Wednesday, July 8, 2009

Depth of Field Tutorial

I'm not only hoping that you will look at this blog and gain a greater appreciation for my work, but that I'll also be able to share some secrets of the trade with you. On the surface that may seem counter productive. Giving trade secrets away, but I'm not giving you ALL my secrets.

For starters, we'll do a short series on making your everyday pictures better.

Ever wonder why a paid photographer's pictures look .... uhhh good? It's because they have a grasp on a lot of simple concepts and they put them together.

One of those techniqus is depth of field.

Last night I got the chance to shoot two images of the same person at the same time. The only difference between the two pictures was that I changed the depth of field (DOF) or "F-Stop", on my camera. Well, that and my subject is 6 and she moved between shots!

In this first image, you will notice that this picture looks a lot like many of the pictures you take at home. It was shot at an f-stop of 22, which means the little diaphragm in the camera was about the size of a pin hole. It let in very little light, BUT, it captured tons of detail BEHIND my subject. The DOF ( of view ) is very deep.

As a result my subject is competing with the objects behind her - the curb, the shrubs, the flag poles and buildings behind her.

Now, take a look at this image. It was shot with an f-stop of f4. A much lower f-stop, which means the little diaphragm thingy is wide open letting in as much light as it can on this camera with this lens. As a result, my subject is sharp, but my background is blurry. I've effectively isolated my subject, but given you an idea of where she is, but they are not competing for attention.

The result is an image focused on the subject and not the surrounding.

The trade offs ...

If I was wanting to shoot a landscape I would not want a shallow DOF. Also, if I have multiple subjects at differing distances from each other I would not want a shallow DOF. Also, because we are letting so much light in with the f-stop thingy, we have to let the shutter open on our camera a longer amount of time. If we leave the shutter open longer we are more prone to what I call "shake" which is nothing more than a blurry image.

This makes sports at night REALLY hard to shoot because you want to get the football player ( stop his action ) catching the pass 20 yards from the sideline ( deeper DOF ), BUT you don't want to have the visiting fans in focus ( shallow DOF ). Plus it's dark and you have to slow the shutter speed down to let in light, AND they are moving ... I'm getting a headache. But those guys are good at what they do.

So how do I get a shallow DOF with my little point and shoot?

A typical point and shoot camera will have something called a "portrait" mode and on the little selection wheel you will probably see something like a lady with a hat. That seems to be the universal symbol for portrait.

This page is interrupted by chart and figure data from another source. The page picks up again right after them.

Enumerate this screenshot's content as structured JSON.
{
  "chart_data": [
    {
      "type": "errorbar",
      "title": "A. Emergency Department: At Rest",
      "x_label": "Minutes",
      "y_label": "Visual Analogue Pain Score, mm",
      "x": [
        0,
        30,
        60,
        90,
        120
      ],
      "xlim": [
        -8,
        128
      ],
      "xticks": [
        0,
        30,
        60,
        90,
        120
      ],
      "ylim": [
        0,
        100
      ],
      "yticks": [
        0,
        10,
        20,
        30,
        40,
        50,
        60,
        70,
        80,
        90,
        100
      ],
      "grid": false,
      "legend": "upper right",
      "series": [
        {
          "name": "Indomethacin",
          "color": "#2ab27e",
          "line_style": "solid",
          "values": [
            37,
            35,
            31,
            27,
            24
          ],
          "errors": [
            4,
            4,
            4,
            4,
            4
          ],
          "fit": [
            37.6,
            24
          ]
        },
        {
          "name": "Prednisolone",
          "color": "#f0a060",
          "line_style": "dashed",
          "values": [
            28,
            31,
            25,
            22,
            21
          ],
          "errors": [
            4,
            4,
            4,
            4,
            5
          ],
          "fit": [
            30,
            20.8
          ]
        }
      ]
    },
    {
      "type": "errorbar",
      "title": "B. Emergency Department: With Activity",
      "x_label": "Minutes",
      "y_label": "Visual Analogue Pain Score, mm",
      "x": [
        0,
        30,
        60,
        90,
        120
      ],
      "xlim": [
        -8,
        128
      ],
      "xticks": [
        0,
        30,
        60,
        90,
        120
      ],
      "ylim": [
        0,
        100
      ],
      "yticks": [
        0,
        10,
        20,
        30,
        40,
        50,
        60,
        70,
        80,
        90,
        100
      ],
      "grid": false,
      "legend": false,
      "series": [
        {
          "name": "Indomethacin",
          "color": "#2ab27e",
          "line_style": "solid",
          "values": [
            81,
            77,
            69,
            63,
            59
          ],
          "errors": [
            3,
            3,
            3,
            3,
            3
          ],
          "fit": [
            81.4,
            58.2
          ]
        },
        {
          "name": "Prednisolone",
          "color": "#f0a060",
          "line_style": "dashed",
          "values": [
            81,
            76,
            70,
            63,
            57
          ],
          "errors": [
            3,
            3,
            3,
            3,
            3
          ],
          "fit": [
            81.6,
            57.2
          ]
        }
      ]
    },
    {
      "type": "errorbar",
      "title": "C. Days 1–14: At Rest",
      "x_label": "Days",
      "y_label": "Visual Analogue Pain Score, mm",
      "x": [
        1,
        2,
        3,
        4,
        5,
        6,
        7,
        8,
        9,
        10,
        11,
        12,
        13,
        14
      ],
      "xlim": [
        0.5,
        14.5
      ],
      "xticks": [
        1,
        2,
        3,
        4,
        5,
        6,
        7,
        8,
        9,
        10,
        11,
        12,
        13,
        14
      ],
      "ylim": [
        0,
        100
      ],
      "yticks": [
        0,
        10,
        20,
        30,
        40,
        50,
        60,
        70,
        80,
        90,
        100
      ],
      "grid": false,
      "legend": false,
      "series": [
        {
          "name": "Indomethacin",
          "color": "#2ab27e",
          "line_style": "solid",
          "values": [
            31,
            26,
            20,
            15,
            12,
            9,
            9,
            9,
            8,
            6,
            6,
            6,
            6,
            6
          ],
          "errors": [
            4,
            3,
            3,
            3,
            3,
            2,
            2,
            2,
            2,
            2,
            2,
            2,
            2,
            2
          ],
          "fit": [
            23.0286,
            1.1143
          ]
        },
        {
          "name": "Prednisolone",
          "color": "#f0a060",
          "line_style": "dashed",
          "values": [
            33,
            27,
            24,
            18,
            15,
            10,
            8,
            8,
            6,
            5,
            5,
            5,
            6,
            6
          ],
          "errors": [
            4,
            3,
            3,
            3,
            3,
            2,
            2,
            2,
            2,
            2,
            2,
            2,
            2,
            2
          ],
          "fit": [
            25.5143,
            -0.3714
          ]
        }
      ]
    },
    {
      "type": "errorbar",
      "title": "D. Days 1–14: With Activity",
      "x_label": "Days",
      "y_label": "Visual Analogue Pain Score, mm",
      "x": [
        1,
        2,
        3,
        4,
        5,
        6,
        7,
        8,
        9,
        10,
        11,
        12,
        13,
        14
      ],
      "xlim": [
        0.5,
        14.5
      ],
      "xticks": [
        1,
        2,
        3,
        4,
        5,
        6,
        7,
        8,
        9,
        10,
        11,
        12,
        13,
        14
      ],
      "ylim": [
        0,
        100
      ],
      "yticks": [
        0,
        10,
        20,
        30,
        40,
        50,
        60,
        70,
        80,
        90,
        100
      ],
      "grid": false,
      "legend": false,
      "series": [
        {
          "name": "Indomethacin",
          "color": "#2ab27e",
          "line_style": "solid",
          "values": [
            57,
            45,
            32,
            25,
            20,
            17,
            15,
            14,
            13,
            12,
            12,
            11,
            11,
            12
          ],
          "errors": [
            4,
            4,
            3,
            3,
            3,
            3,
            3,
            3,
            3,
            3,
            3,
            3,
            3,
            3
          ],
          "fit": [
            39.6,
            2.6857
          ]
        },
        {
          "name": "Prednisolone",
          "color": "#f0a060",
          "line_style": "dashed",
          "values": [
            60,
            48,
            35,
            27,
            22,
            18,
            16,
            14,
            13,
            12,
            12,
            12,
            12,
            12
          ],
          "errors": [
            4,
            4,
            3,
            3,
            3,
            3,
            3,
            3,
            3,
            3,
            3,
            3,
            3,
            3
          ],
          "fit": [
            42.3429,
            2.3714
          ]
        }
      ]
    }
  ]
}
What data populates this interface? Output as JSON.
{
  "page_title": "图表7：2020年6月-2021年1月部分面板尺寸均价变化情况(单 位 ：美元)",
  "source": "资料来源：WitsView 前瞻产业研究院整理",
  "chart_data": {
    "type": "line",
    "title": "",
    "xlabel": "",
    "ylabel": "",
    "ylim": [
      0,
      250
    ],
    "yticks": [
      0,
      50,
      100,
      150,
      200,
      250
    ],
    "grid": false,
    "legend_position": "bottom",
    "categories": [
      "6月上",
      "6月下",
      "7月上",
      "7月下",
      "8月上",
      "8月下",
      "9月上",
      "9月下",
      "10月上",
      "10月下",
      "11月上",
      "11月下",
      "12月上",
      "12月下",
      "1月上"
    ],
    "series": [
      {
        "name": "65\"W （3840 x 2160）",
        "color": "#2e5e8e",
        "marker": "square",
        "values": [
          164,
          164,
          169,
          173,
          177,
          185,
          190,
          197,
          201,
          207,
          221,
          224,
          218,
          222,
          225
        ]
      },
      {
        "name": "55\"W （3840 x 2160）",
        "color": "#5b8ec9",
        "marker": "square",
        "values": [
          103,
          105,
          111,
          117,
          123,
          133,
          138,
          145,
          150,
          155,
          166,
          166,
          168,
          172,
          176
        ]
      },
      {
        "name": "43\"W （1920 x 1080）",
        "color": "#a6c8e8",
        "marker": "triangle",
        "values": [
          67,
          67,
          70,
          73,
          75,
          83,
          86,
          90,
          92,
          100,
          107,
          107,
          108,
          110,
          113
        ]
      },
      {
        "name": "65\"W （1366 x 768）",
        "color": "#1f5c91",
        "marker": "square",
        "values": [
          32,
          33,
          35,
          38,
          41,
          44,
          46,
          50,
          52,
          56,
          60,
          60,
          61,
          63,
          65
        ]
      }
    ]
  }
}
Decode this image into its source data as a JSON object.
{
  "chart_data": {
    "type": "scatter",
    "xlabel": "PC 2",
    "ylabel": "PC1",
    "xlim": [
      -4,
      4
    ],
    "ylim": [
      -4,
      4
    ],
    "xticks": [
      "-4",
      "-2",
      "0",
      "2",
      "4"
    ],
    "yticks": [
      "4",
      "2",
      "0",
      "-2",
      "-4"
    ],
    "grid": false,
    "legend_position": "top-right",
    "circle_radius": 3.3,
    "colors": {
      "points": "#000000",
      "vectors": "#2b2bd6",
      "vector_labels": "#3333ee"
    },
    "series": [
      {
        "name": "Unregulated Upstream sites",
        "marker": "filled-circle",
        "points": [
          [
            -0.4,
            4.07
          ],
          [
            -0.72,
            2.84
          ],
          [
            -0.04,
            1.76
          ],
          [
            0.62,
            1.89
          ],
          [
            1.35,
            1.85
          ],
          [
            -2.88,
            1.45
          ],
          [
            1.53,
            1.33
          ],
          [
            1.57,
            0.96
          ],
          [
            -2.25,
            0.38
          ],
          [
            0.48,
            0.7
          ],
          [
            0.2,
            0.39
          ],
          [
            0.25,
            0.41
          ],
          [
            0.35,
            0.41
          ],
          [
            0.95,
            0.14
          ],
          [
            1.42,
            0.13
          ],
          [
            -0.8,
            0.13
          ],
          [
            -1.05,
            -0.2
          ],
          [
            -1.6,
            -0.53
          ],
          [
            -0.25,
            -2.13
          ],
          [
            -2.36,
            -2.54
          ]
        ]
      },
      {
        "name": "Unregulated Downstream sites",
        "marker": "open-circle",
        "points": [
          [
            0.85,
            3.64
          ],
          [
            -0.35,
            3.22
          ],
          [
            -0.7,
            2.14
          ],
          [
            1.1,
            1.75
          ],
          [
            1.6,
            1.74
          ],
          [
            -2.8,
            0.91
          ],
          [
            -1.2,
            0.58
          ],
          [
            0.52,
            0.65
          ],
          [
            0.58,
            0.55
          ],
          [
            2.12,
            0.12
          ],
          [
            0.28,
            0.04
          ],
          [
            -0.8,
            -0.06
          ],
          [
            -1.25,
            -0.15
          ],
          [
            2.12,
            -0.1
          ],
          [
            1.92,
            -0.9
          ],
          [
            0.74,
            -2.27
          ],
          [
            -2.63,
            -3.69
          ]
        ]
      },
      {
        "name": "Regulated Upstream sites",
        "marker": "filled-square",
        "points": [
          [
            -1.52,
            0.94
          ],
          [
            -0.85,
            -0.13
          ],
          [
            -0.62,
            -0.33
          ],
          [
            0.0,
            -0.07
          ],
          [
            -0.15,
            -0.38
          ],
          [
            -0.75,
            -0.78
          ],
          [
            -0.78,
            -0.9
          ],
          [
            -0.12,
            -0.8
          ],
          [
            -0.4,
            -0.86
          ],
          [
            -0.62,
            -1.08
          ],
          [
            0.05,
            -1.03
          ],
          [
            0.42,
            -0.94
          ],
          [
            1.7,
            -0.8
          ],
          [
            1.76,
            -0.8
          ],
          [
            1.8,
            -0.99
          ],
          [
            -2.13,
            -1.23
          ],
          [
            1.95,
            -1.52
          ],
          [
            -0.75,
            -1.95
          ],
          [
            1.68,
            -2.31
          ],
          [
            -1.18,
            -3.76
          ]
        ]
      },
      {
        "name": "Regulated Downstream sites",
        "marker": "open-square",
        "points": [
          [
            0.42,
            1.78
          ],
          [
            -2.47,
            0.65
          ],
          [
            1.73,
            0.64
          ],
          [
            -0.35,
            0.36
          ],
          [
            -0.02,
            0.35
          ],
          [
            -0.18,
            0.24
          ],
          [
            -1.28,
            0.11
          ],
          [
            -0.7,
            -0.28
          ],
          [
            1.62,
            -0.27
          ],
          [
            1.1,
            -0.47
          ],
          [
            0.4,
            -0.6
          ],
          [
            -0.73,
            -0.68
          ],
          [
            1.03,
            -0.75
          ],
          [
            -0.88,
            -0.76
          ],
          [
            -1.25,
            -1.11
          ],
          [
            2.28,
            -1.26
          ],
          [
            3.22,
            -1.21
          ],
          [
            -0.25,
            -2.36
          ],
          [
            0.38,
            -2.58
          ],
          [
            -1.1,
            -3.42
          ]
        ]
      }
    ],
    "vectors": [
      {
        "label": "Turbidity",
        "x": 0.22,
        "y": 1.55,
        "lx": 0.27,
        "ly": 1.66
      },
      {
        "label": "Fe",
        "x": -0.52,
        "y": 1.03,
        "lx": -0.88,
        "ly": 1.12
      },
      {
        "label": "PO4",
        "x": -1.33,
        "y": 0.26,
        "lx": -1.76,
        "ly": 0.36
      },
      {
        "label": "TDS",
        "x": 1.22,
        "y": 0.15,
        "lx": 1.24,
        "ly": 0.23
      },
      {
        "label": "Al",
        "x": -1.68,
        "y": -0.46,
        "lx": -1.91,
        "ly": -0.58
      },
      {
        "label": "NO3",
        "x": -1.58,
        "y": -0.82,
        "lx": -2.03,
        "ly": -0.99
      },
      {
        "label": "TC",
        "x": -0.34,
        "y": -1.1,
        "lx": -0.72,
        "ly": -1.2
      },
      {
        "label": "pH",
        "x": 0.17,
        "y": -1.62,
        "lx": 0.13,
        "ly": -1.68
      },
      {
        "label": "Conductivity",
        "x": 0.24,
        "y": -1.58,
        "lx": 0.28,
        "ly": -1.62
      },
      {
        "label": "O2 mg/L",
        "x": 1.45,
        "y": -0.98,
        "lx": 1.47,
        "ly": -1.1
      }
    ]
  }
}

To set a shot up with a simple digital camera, set to portrait

  • Give yourself as much room behind the subject as possible ( if there is a wall behind the subject it will be in focus, things farther away will be blurry).
  • Get your subjects as close together as possible and fill the view finder with the subject.
  • Try to shoot with light that is not too harsh, but not too dark that it fires your flash. If possible shoot in the shade if its the middle of the day. A flash requires the camera fire at certain parameters which could change your DOF.